Background

Yesterday I may have dropped a few too many rows from a demo-prod database as I was frantically trying to fix crazy response times from the demo instance of hit-counter. After figuring out the crazy response times were due to the amount of traffic coming in, and sorting it out, I thought it would be a good idea to clean the database of URLs that had less than 3 counts against it in hope to improve performance on the home page (a good 2/3 of the database).

I downloaded the database, performed some operations and uploaded it to the server for it to immediately start being used (overwriting over the older version). I'm still not quite sure what went wrong; I probably deleted the SQLite WAL file or my SQLite client played me - but whatever it was, I had lost a significant amount of data at some point because when I viewed the stats on the home page after reloading the server, it looked very wrong.

I tried to think when I last backed up this database and remembered it was a couple of months ago and I had put the SQLite file in Google Drive. Using the version of the database I had just butchered and this embarrassingly old backup, I took the max counts for all URLs from both databases to try to reconstruct what I could of the original. This was probably the best result I could get at the time.

Although, at the time of writing this, I have just remembered that the recycling bin exists for this exact reason... Identifying the database I originally downloaded and performing some operations on the current database has helped me reconstruct the original database that only excludes counts from the time I was originally modifying it. I'm much happier with the result now.

Did I learn my lesson? Yes.

  1. Run PRAGMA schema.wal_checkpoint; before deleting WAL files.
  2. Copy SQLite files before you try to do some dangerous operations on them and delete them when you are confident all is well.
  3. Keep backups of the database in the first place!

What This Script Does

This script is lesson #3 - backup the database. This script will take a folder or file, zip it, and store it in a different directory with the timestamp. A maximum backup count has also been added to delete older backups when a limit is reached.

This script is designed to be run periodically by something like CRON and works on both Linux and Windows.

The script takes three parameters that are hard-coded as constants at the top of the script:

  • OBJECT_TO_BACKUP: The file or folder to be zipped up and put into BACKUP_DIRECTORY.
  • BACKUP_DIRECTORY: The directory to store the backup zips in.
  • MAX_BACKUP_AMOUNT: The maximum about of backed-up zips to have in BACKUP_DIRECTORY.
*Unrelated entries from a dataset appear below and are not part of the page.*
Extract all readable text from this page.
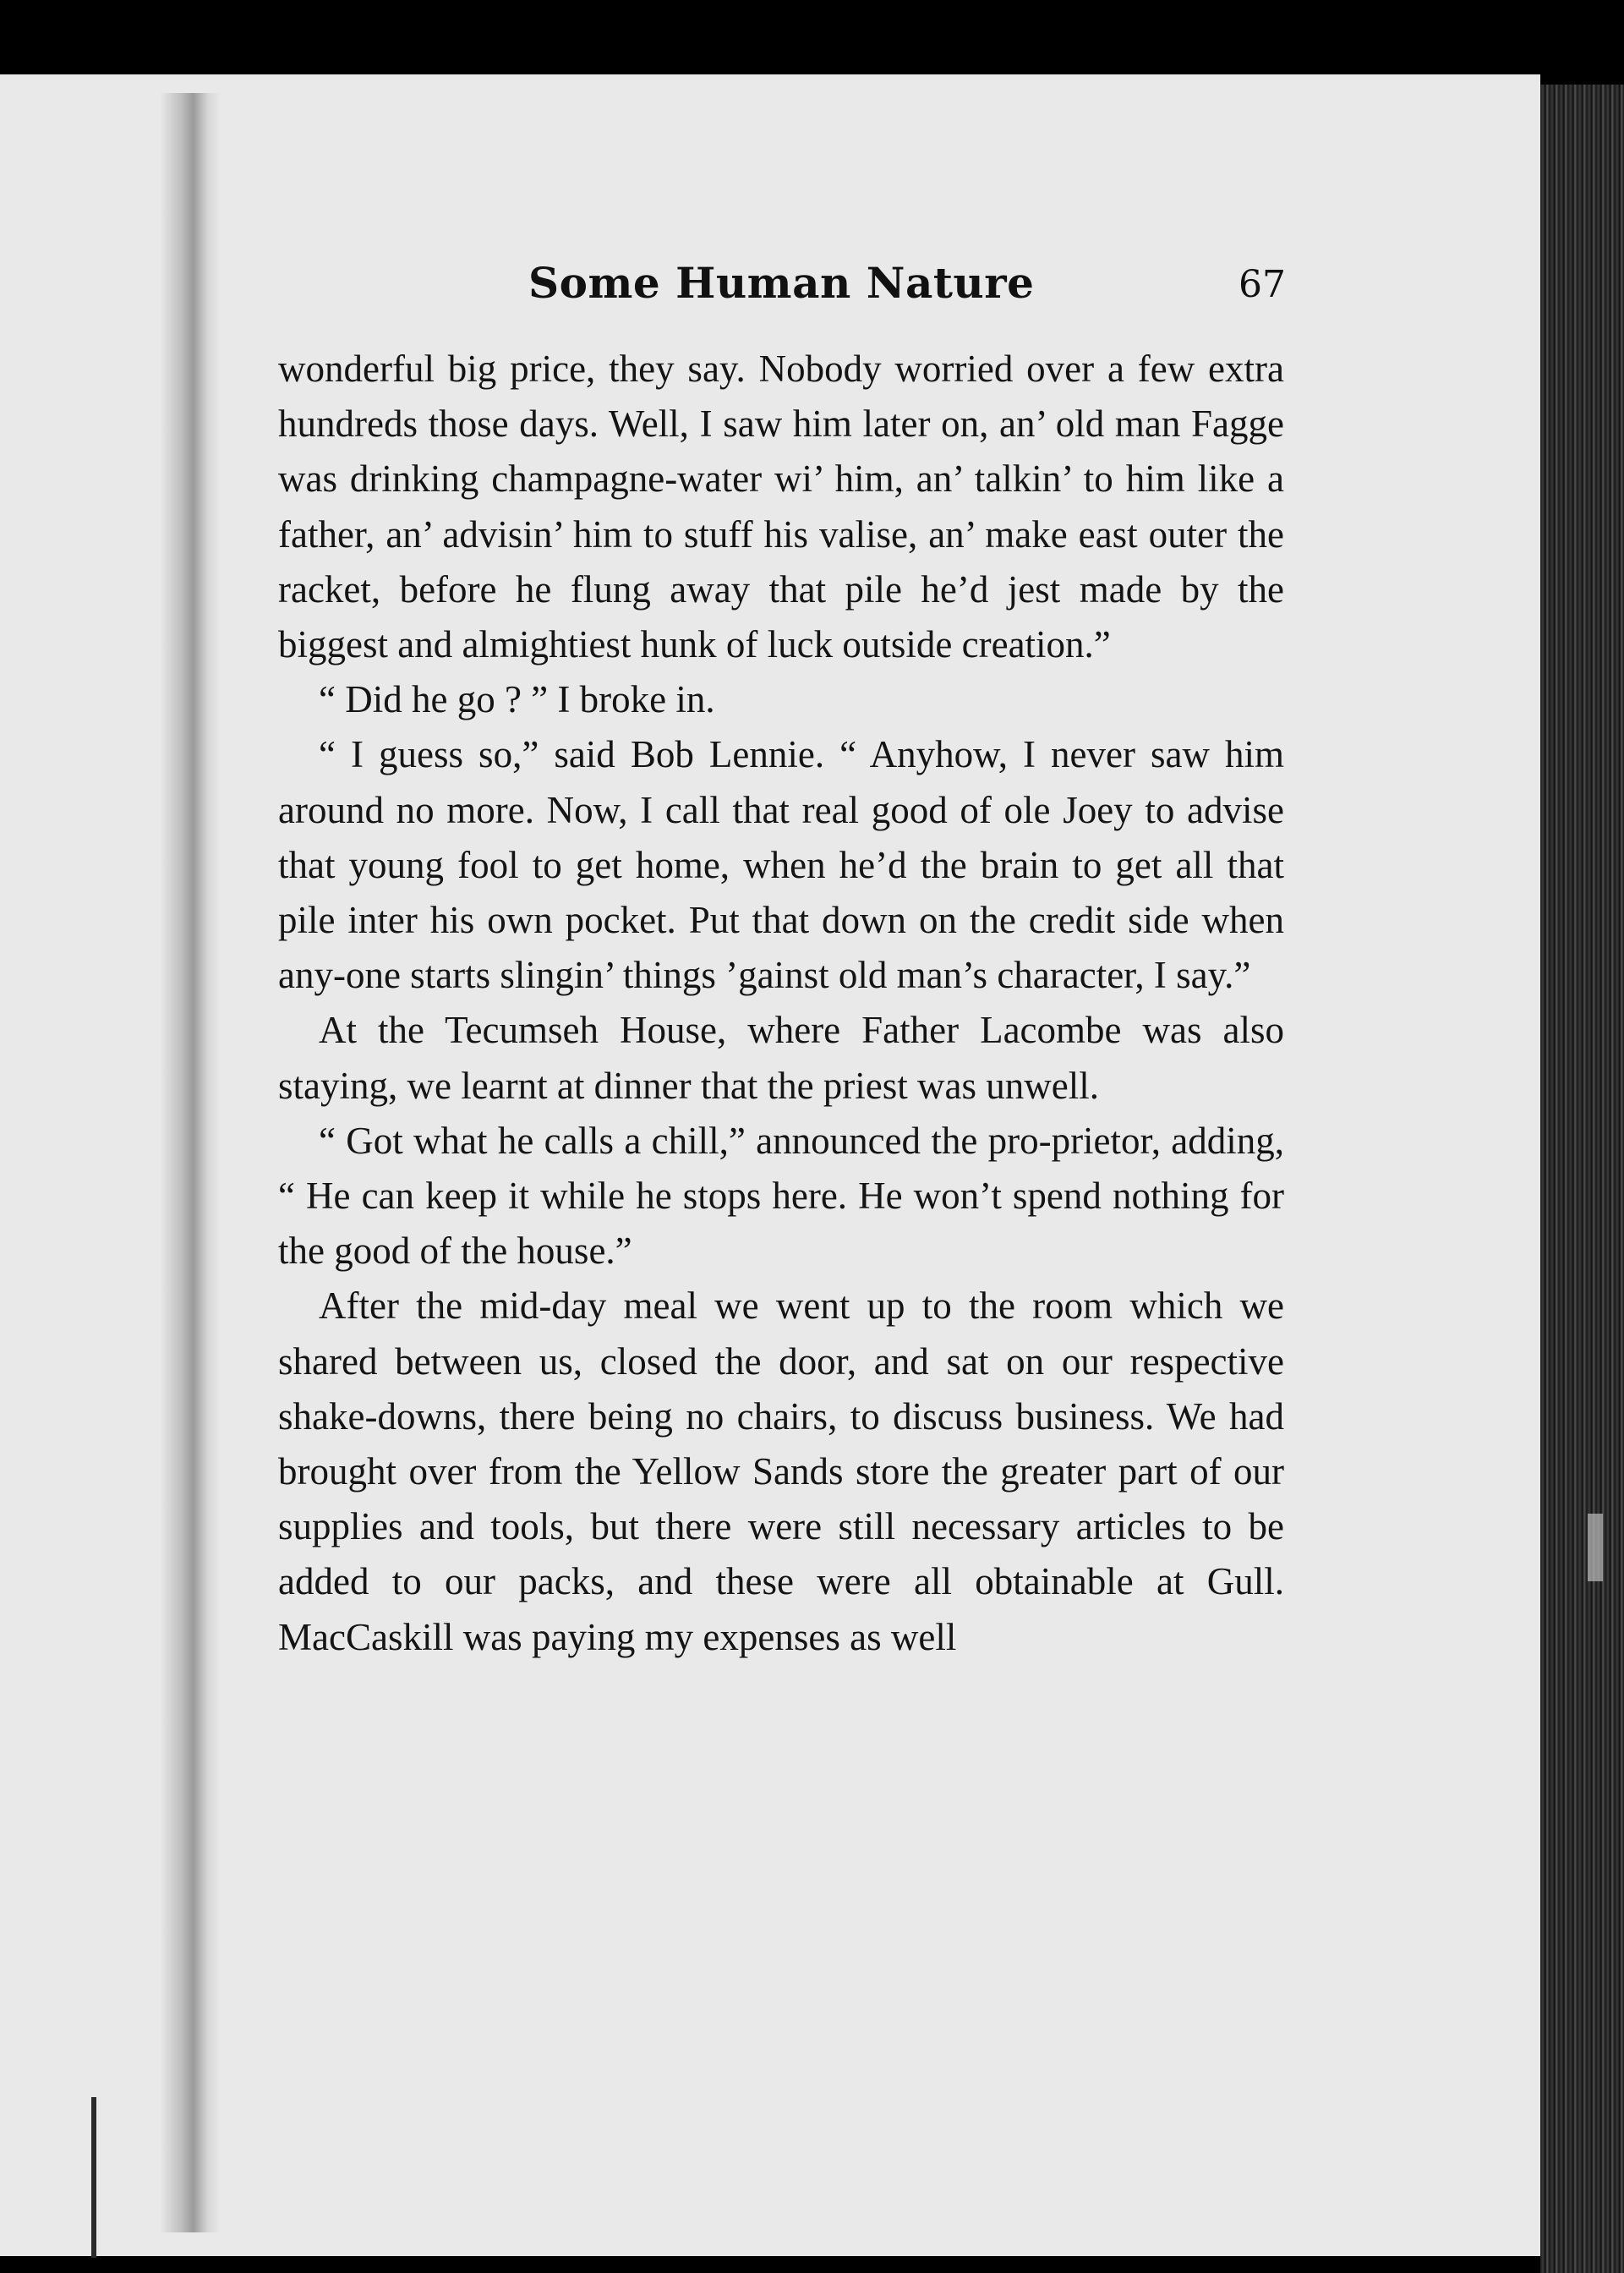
Some Human Nature	67

wonderful big price, they say. Nobody worried over a few extra hundreds those days. Well, I saw him later on, an’ old man Fagge was drinking champagne-water wi’ him, an’ talkin’ to him like a father, an’ advisin’ him to stuff his valise, an’ make east outer the racket, before he flung away that pile he’d jest made by the biggest and almightiest hunk of luck outside creation.”

“ Did he go ? ” I broke in.

“ I guess so,” said Bob Lennie. “ Anyhow, I never saw him around no more. Now, I call that real good of ole Joey to advise that young fool to get home, when he’d the brain to get all that pile inter his own pocket. Put that down on the credit side when any-one starts slingin’ things ’gainst old man’s character, I say.”

At the Tecumseh House, where Father Lacombe was also staying, we learnt at dinner that the priest was unwell.

“ Got what he calls a chill,” announced the pro-prietor, adding, “ He can keep it while he stops here. He won’t spend nothing for the good of the house.”

After the mid-day meal we went up to the room which we shared between us, closed the door, and sat on our respective shake-downs, there being no chairs, to discuss business. We had brought over from the Yellow Sands store the greater part of our supplies and tools, but there were still necessary articles to be added to our packs, and these were all obtainable at Gull. MacCaskill was paying my expenses as well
This script follows a basic process:

  1. Validate that the file/folder we are about to backup exists.
  2. Validate the backup directory exists and create if required.
  3. Gets the amount of past backup zips in the backup directory already and removes the oldest files if required to be under MAX_BACKUP_AMOUNT.
  4. Create the zip for the file/folder in BACKUP_DIRECTORY.

Python 3.6+ is required to run this file due to the usage of f-strings and pathlib

Script

from datetime import datetime
from pathlib import Path
import zipfile


OBJECT_TO_BACKUP = '/home/server/data.db'  # The file or directory to backup
BACKUP_DIRECTORY = '/home/server/backup'  # The location to store the backups in
MAX_BACKUP_AMOUNT = 5  # The maximum amount of backups to have in BACKUP_DIRECTORY


object_to_backup_path = Path(OBJECT_TO_BACKUP)
backup_directory_path = Path(BACKUP_DIRECTORY)
assert object_to_backup_path.exists()  # Validate the object we are about to backup exists before we continue

# Validate the backup directory exists and create if required
backup_directory_path.mkdir(parents=True, exist_ok=True)

# Get the amount of past backup zips in the backup directory already
existing_backups = [
    x for x in backup_directory_path.iterdir()
    if x.is_file() and x.suffix == '.zip' and x.name.startswith('backup-')
]

# Enforce max backups and delete oldest if there will be too many after the new backup
oldest_to_newest_backup_by_name = list(sorted(existing_backups, key=lambda f: f.name))
while len(oldest_to_newest_backup_by_name) >= MAX_BACKUP_AMOUNT:  # >= because we will have another soon
    backup_to_delete = oldest_to_newest_backup_by_name.pop(0)
    backup_to_delete.unlink()

# Create zip file (for both file and folder options)
backup_file_name = f'backup-{datetime.now().strftime("%Y%m%d%H%M%S")}-{object_to_backup_path.name}.zip'
zip_file = zipfile.ZipFile(str(backup_directory_path / backup_file_name), mode='w')
if object_to_backup_path.is_file():
    # If the object to write is a file, write the file
    zip_file.write(
        object_to_backup_path.absolute(),
        arcname=object_to_backup_path.name,
        compress_type=zipfile.ZIP_DEFLATED
    )
elif object_to_backup_path.is_dir():
    # If the object to write is a directory, write all the files
    for file in object_to_backup_path.glob('**/*'):
        if file.is_file():
            zip_file.write(
                file.absolute(),
                arcname=str(file.relative_to(object_to_backup_path)),
                compress_type=zipfile.ZIP_DEFLATED
            )
# Close the created zip file
zip_file.close()